LVAD implantation may also require significant blood transfusion at a cost of $1,600–$2,400 per unit of packed red blood cells (PRBC). The economic drain on the hospital resulting in a total transfusion cost per patient is estimated to be between $43,000 and $65,000.16 The SBH connector system’s design that minimizes blood loss and enables off-pump (no CPB) implantation may significantly reduce PRBC transfusions associated with LVAD implantation and reduce the demand on national blood supply.
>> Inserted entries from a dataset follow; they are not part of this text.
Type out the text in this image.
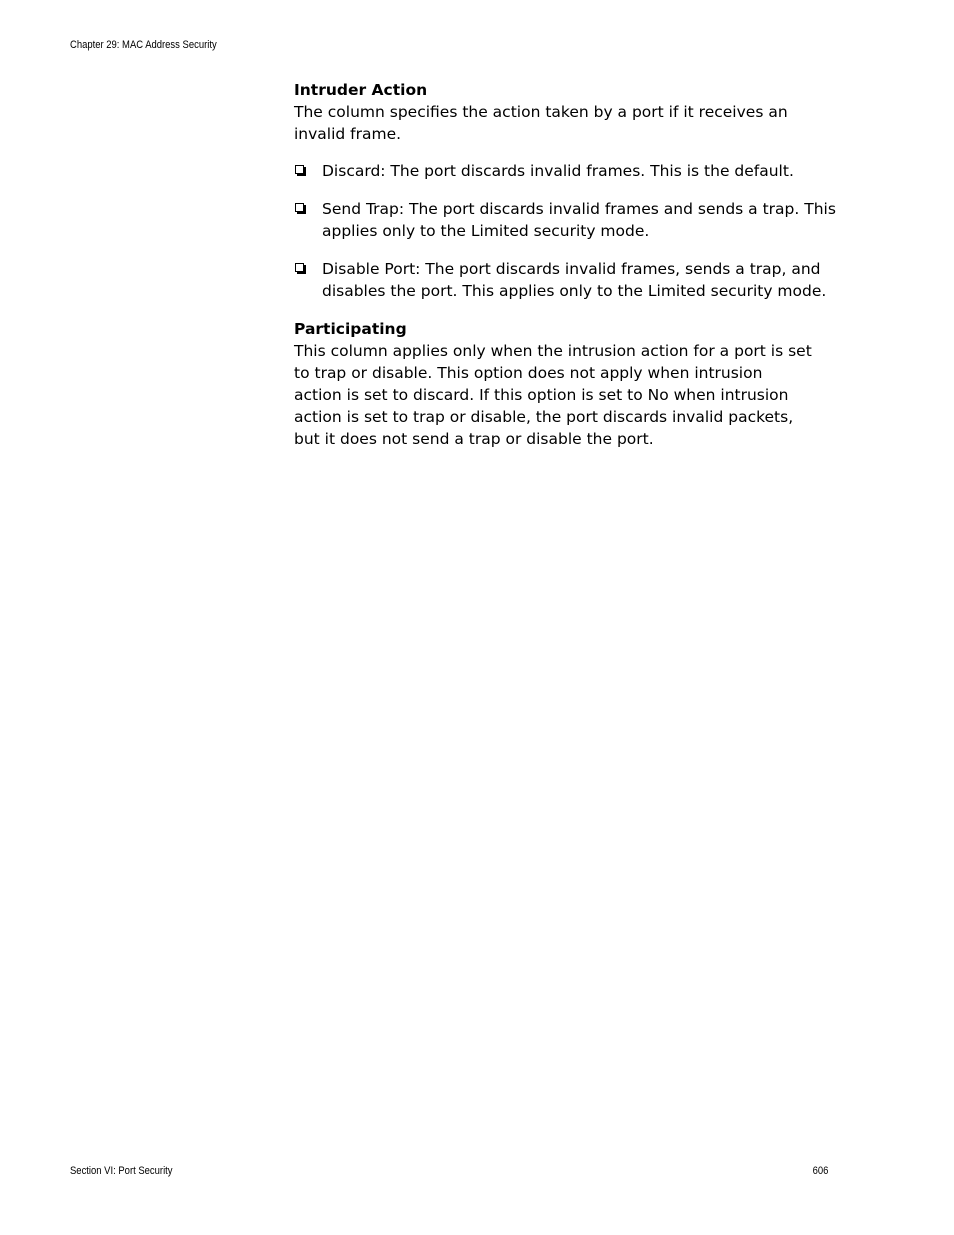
Chapter 29: MAC Address Security

Intruder Action

The column specifies the action taken by a port if it receives an
invalid frame.

Discard: The port discards invalid frames. This is the default.
Send Trap: The port discards invalid frames and sends a trap. This
applies only to the Limited security mode.
Disable Port: The port discards invalid frames, sends a trap, and
disables the port. This applies only to the Limited security mode.

Participating

This column applies only when the intrusion action for a port is set
to trap or disable. This option does not apply when intrusion
action is set to discard. If this option is set to No when intrusion
action is set to trap or disable, the port discards invalid packets,
but it does not send a trap or disable the port.

Section VI: Port Security	606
The SBH system may also reduce costs for length of stay, which are significant at an average of $3,200 per day in an intensive care unit room, and costs for reoperation due to postoperative bleeding complications.16
Conventional LVAD implantation techniques for long-term circulatory support require a median sternotomy and CPB.6–9 Cardiac surgery via median sternotomy have been associated with decreased lung volumes, reduced thoracic motion, and a more restrictive respiratory pattern.17–19 CPB has been associated with activation of inflammatory mediators and coagulation cascades, larger volume of blood loss, longer durations until extubation, and coagulopathy.20,21 Further, most patients with advanced-stage HF have additional co-morbidities (liver congestion, renal insufficiency, and pulmonary edema), which may worsen with LVAD implant surgery and CPB. We hypothesize that less invasive surgical approaches (i.e. subcostal, mini-thoracotomy) will result in improved preservation of end-organ function, decreased intra-operative blood loss, shortened intubation periods, and reduced manipulation of inflammatory and coagulative properties compared to current surgical approaches using median sternotomy with CPB.
Many clinical investigators have proposed alternative approaches for insertion that are less invasive and/or can be completed off-pump.20, 22–25 For instance, off-pump implantation of the HeartWare HVAD through a minimal J sternotomy and mini-thoracotomy has been reported.23 Although this surgical approach exposes the LV apex cannulation site without cardiac manipulation/displacement, it still requires pledgeted sutures to secure a sewing ring to the LV apex and significant blood loss was observed requiring reinfusion of packed red blood cells and fresh frozen plasma. This technique also has the potential risk of generating massive air emboli between diastolic and systolic pumping phases with an open transapical hole. The SBH connector system offers the same advantages of less invasive, off-pump surgery with the added benefit of deploying a secure, sutureless sewing ring.
Conclusion
APK has developed a novel SBH LVAD connector system that can be implanted using a minimally invasive subcostal or mini-thoracotomy surgical approach, does not require CPB, and minimizes the potential for significant blood loss during implant (and retrieval) procedures.
Supplementary Material
Acknowledgments
The Phase I program (NIH-SBIR phase I grant 1R44HL117426-01) began on March 1, 2013 and was completed November 30, 2013. The objective of this proposal was to develop a minimally invasive surgical implant procedure and complete feasibility testing of a sutureless beating heart (SBH) connector system to facilitate LVAD implantation for the treatment of advanced HF patients. The authors thank the following individuals for their support of this feasibility study: Paul Linsky MD, Karen Lott, Laura Lott, Regina Turner, and Cary Woolard.
Footnotes
Disclosures
Funding for this study was supported by NIH SBIR phase I-II 1R44HL117426-01 (PI: Jorge Jimenez; subcontract co-I: Guruprasad Giridharan, Steven Koenig, Mark Slaughter, Kevin Soucy). Jorge Jimenez and Seth West are employees of APK Advanced Medical Technologies. For the remaining authors, no conflict of interest was declared.